Et Musset, puisque nous y sommes, dirons-nous qu’il soit un classique ? En vérité, il l’était presque plus il y a quinze ou vingt ans qu’aujourd’hui ; mais ce n’est pas aujourd’hui, c’est il y a quinze ou vingt ans que l’on avait raison ; — et M. Jules Lemaître ne nous en démentira point. Pour cette nouvelle édition du Théâtre de Musset, également publiée par la librairie des bibliophiles, M. Jules Lemaître a écrit, en effet, une Préface, où, en parlant d’Alfred de Musset, il a mêlé son habituelle, spirituelle, et parfois grimaçante ironie, d’un peu plus de sérieux ou de gravité même qu’il ne fait trop souvent.

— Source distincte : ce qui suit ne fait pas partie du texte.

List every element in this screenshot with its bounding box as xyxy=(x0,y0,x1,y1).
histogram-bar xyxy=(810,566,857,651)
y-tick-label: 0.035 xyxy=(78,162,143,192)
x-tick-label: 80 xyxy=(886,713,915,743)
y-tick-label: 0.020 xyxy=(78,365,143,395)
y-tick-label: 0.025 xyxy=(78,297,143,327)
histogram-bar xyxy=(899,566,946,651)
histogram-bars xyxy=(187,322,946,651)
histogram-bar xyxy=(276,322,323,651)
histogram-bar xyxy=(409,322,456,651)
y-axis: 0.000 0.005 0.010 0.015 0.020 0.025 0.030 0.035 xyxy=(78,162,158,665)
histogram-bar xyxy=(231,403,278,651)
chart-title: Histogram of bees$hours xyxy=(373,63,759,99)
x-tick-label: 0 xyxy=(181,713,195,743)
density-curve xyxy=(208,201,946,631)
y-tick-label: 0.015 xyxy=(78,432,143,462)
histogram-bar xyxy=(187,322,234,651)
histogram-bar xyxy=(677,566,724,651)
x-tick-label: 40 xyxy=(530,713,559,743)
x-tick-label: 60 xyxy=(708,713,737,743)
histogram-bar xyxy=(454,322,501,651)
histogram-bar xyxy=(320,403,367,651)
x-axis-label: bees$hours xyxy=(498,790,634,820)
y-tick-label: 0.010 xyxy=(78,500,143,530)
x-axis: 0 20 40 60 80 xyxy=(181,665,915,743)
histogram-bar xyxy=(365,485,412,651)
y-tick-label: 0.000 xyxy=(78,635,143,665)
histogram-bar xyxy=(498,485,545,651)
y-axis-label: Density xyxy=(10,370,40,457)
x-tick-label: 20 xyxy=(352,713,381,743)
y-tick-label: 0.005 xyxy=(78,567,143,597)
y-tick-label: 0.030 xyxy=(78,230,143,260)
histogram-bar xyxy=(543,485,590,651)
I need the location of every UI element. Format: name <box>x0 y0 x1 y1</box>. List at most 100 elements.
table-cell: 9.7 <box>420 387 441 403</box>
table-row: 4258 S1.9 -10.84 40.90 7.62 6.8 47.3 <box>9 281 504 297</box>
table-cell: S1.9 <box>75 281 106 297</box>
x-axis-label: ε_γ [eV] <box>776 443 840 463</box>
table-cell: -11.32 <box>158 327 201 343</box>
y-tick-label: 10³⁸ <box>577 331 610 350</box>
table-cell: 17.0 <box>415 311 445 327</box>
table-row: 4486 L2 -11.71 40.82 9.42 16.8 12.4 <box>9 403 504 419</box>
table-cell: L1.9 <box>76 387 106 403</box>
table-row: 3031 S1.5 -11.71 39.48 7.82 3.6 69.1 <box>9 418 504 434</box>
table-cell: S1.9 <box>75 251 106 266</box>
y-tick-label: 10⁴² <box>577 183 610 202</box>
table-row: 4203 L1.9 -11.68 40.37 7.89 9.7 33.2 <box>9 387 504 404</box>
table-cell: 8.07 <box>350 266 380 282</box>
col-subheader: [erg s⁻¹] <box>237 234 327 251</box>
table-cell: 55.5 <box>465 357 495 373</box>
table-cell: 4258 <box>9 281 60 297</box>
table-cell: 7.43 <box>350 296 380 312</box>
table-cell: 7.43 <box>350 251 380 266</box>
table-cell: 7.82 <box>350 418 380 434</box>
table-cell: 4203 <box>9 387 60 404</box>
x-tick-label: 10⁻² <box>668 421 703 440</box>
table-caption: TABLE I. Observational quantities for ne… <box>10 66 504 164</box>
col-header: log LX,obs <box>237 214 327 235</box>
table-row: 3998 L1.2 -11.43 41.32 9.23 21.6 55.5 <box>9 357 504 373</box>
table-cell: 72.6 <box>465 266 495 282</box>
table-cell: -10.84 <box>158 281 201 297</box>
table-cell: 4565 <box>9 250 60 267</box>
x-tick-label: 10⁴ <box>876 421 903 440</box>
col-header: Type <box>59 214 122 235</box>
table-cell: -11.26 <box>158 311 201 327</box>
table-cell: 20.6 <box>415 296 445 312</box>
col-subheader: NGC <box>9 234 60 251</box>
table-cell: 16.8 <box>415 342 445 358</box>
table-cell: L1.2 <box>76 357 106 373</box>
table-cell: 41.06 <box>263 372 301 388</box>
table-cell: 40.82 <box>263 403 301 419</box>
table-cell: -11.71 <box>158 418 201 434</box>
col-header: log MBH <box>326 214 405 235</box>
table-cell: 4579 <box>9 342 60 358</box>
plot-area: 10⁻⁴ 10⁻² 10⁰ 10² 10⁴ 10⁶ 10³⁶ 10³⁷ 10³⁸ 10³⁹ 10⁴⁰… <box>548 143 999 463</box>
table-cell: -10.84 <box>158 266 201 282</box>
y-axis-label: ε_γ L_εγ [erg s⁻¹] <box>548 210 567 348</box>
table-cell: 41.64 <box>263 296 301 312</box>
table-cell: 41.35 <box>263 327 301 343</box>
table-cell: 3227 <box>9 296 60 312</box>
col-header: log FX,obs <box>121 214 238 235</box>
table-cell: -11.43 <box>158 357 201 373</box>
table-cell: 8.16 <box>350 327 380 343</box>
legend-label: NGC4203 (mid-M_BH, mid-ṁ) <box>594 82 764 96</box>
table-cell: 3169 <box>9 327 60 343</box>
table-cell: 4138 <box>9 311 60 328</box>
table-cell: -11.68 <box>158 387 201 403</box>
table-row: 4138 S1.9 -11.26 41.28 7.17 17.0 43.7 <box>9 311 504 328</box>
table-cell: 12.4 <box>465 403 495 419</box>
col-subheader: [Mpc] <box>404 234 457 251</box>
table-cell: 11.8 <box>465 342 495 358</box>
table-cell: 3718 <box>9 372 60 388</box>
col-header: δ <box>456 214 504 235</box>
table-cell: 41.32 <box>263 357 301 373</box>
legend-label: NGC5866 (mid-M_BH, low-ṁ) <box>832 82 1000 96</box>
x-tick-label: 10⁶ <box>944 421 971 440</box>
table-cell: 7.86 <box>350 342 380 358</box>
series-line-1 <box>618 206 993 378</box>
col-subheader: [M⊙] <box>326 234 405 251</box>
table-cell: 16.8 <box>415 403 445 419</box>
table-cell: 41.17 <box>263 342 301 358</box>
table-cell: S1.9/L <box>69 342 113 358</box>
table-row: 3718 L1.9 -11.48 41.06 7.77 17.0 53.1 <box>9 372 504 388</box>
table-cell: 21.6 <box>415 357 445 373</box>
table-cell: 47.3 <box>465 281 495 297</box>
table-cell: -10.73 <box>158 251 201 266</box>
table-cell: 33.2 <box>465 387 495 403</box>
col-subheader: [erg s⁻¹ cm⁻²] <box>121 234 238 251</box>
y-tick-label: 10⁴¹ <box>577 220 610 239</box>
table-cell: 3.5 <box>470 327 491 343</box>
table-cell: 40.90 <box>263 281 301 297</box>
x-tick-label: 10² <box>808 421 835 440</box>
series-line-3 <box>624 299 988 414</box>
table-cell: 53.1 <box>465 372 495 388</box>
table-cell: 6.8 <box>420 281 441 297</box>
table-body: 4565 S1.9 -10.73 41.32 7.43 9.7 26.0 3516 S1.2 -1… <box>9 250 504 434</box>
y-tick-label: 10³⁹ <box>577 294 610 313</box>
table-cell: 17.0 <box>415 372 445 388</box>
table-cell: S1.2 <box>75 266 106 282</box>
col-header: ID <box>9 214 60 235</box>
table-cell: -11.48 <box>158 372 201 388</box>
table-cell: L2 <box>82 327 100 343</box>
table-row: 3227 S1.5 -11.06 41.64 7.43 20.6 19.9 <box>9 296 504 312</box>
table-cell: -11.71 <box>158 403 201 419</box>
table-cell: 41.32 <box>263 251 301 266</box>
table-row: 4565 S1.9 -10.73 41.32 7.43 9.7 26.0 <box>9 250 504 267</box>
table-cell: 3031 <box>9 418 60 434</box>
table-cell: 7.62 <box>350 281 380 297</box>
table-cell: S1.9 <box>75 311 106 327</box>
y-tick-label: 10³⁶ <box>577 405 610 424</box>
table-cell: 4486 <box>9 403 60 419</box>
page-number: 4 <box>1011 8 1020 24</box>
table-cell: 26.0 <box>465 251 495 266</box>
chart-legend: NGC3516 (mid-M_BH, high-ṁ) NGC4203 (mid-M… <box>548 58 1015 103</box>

On n’a nulle part, je crois, mieux caractérisé, d’une manière plus expressive et plus heureuse, l’originalité rare et singulière du Théâtre d’Alfred de Musset ; ni nulle part on n’a mieux marqué, d’un trait plus rapide et plus net, la limite qui sépare, au théâtre, — et ailleurs aussi, — le « poétique » du « romanesque. » Les illustrations de M. Ch. Delort, gravées par M. Boilvin, ne sont que suffisantes. Comment se fait-il, en passant, que la Bibliothèque artistique moderne, dont les quatre volumes du Théâtre de Musset font partie, soit presque constamment moins heureuse en illustrations que la Petite Bibliothèque artistique ?

Finissons-en avec les morts illustres en mentionnant ici la nouvelle traduction, agréablement illustrée par M. Toudouze, des Aventures de Nigel, de Walter Scott, chez Firmin Didot ; la nouvelle édition, dans la Bibliothèque des chefs-d’œuvre du Roman contemporain, du Cinq-Mars, d’Alfred de Vigny, que la Revue, d’ailleurs, a déjà signalée ; et enfin, chez Hachette, le premier roman d’Edmond About, Tolla, superbement imprimé, dans le format in-8o, et illustré de 10 grandes planches gravées sur bois d’après les aquarelles de M. F. de Myrbach. Il y a bien de l’esprit dans les compositions de M. de Myrbach ; il y en a presque autant que dans le texte d’About lui-même ; et si dans Tolla le tour de force est d’avoir pu constamment maintenir le ton du récit entre le rire et les larmes, on peut dire de M. de Myrbach qu’en reproduisant dans ses aquarelles les modes de 1840, il a su, comme le romancier, se tenir à égale distance de la caricature et du mélodrame. Cette édition n’est imprimée qu’à neuf cents exemplaires.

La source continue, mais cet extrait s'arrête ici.